Tous les côtés de la maternité sont parfaitement abordés dans ce roman. Il y a beaucoup de passages que j'ai trouvé très juste :

"Une fois passés, les moments doux ne disparaissent pas. Quelque part, au fond de nous, ils durent pour toujours. On les appelle les souvenirs."

"J'ai soulevé l'oreiller en soupirant, il cachait une petite boîte rouge. La suite paraît assez évidente, pourtant, même quand j'ai découvert une bague ornée de trois perles, j'ai passé quelques secondes à me dire qu'ils devaient avoir un gros budget, dans cette maternité, pour offrir un bijou à toutes les nouvelles mamans. Et puis, mon regard est tombé sur ton papa, qui avait un genou à terre, et j'ai compris qu'il ne posait pas de la moquette."

"Il y a deux choses que je peux vous affirmer. La première, c'est que, tant que vous n'avez pas vécu une situation, vous ne pouvez savoir comment vous y réagiriez...La seconde chose, c'est qu'on peut se réparer de tout. Toutes les pièces ne seront pas forcément à la bonne place, certaines seront manquantes, mais on se reconstruit. Cela demande du temps, c'est un petit pas en avant pour trois grands sauts en arrière, mais l'humain est ainsi fait. C'est aussi tragique que sublime."

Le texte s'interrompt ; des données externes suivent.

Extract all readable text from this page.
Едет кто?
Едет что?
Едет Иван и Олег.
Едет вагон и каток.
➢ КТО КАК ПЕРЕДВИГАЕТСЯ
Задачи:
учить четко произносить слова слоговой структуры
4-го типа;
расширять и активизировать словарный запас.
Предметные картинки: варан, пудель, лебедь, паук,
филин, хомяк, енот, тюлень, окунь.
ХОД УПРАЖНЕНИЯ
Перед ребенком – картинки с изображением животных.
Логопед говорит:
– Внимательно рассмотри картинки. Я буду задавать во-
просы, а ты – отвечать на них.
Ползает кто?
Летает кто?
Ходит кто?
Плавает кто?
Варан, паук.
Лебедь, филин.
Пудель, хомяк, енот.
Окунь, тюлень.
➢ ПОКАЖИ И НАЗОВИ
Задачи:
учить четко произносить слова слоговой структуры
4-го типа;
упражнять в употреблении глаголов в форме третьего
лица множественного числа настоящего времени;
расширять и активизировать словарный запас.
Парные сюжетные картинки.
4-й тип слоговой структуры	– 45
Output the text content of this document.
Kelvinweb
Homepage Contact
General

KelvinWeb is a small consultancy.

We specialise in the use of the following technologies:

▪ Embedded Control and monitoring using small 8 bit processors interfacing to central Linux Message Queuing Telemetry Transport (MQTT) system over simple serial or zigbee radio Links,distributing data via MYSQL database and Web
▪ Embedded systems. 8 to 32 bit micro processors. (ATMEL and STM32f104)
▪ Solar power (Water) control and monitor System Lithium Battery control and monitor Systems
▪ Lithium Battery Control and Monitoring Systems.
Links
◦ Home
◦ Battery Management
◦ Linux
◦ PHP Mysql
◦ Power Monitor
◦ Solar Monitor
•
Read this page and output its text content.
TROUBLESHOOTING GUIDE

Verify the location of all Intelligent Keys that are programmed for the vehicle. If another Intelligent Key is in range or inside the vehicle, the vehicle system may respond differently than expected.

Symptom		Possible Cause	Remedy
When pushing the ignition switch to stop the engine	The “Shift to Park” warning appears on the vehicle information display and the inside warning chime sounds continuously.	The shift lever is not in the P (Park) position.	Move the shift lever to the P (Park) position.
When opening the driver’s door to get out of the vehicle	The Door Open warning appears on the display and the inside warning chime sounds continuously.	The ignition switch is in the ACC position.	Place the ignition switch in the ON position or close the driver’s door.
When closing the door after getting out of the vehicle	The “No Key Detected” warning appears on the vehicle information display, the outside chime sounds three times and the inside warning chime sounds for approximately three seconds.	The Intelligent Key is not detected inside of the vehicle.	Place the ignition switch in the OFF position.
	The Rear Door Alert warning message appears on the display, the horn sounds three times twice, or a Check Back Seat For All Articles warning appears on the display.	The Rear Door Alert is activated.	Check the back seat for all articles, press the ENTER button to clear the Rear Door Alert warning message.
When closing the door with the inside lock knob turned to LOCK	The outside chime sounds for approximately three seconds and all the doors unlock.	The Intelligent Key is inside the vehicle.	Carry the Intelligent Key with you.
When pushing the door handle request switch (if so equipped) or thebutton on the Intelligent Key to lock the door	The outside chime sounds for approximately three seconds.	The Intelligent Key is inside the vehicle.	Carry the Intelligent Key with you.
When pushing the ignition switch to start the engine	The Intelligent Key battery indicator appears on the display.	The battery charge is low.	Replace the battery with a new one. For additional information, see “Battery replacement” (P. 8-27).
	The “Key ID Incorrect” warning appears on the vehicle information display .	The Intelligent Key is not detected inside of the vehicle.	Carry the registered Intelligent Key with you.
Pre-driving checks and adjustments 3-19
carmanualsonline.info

"Charline avait trois ans. Elle venait de border sa poupée, Tina, et de lui chanter une berceuse. Tina s’était assoupie. Charline avait quitté la chambre sur la pointe des pieds, pour ne pas la réveiller, et m’avait rejointe dans le salon, fière d’elle. Elle avait dressé son index devant sa bouche et chuchoté :
- Chut, maman ! elle dort la petite pute.
J’ai failli m’étouffer, avant de comprendre qu’elle avait voulu dire "la petite puce".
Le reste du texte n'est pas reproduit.